Cerita anekdot tadi memang bisa diperdebatkan kebenarannya—apalagi jika ditinjau dari segi biblis atau menurut perspektif Kitab Suci. Tapi saya kira pesan dari cerita itu cukup jelas, bahwa situasi hidup yang kita alami seringkali lebih ditentukan oleh cara hidup kita sehari-hari, ketimbang oleh apa yang telah kita terima dari Allah—dan saya kira pendapat tersebut benar. Atau jika kita ingin lebih konkret, pemberkatan rumah tidak serta merta menjamin bahwa di masa depan penghuninya akan selalu hidup rukun dan damai. Demikian pula dengan Sakramen Baptis. Meskipun sakramen baptis menjadikan kita sebagai anak Allah dan anggota Gereja, namun hal itu tidak langsung menjamin bahwa semasa hidup di dunia, kita tidak akan terjerumus menjadi koruptor sehingga ditangkap oleh KPK. Tapi saya yakin dan percaya bahwa Anda sekalian tidak ada yang sampai mengalami hal seperti itu!

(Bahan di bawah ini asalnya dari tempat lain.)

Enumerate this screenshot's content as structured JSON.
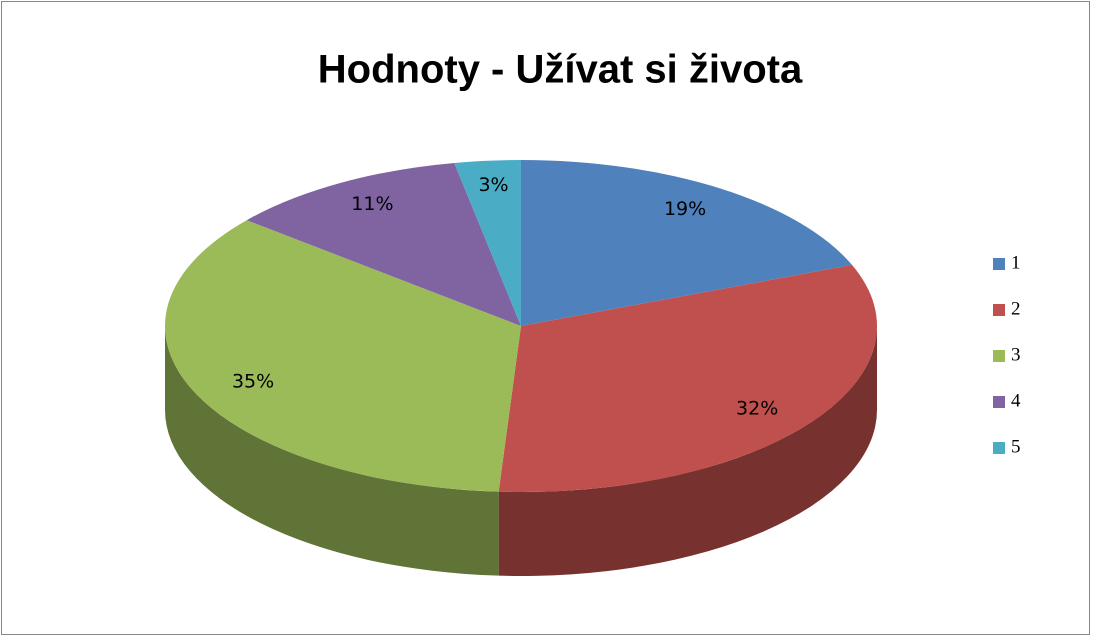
{
  "chart_data": {
    "type": "pie",
    "title": "Hodnoty - Užívat si života",
    "categories": [
      "1",
      "2",
      "3",
      "4",
      "5"
    ],
    "values": [
      19,
      32,
      35,
      11,
      3
    ],
    "value_labels": [
      "19%",
      "32%",
      "35%",
      "11%",
      "3%"
    ],
    "colors": [
      "#4f81bd",
      "#c0504d",
      "#9bbb59",
      "#8064a2",
      "#4bacc6"
    ],
    "legend": "right"
  }
}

Jika demikian kenyataannya, bahwa Sakramen Baptis dan pemberkatan rumah ternyata tidak bisa secara langsung menjamin hidup kita di dunia, mungkin kita jadi tergoda untuk bertanya lebih jauh: Lalu kenapa Gereja masih menganggap kedua hal itu penting? Apa gunanya kita menerima itu, jika ternyata tidak bisa menjamin hidup kita di dunia? Nah di sinilah kita perlu memahami bahwa dalam banyak hal, Allah lebih suka memberi kita benih ketimbang buah—entah itu, rahmat atau sakramen atau talenta, semuanya itu adalah benih yang perlu dikembangkan supaya menghasilkan buah melimpah. Benih menjadi sangat penting di sini, karena tanpa benih yang berasal dari Allah maka tidak akan pernah ada buah. Benih itu meskipun kecil, mengandung kekuatan dan daya hidup di dalamnya, yang bisa membawa kita sampai kepada Allah. Makanya kita tetap membutuhkan Sakramen baptis dan juga pemberkatan rumah. Tapi pada saat yang sama, sikap memelihara dan mengembangkan apa yang sudah diterima juga sama pentingnya, sebab tanpa itu maka benih juga akan layu dan mati.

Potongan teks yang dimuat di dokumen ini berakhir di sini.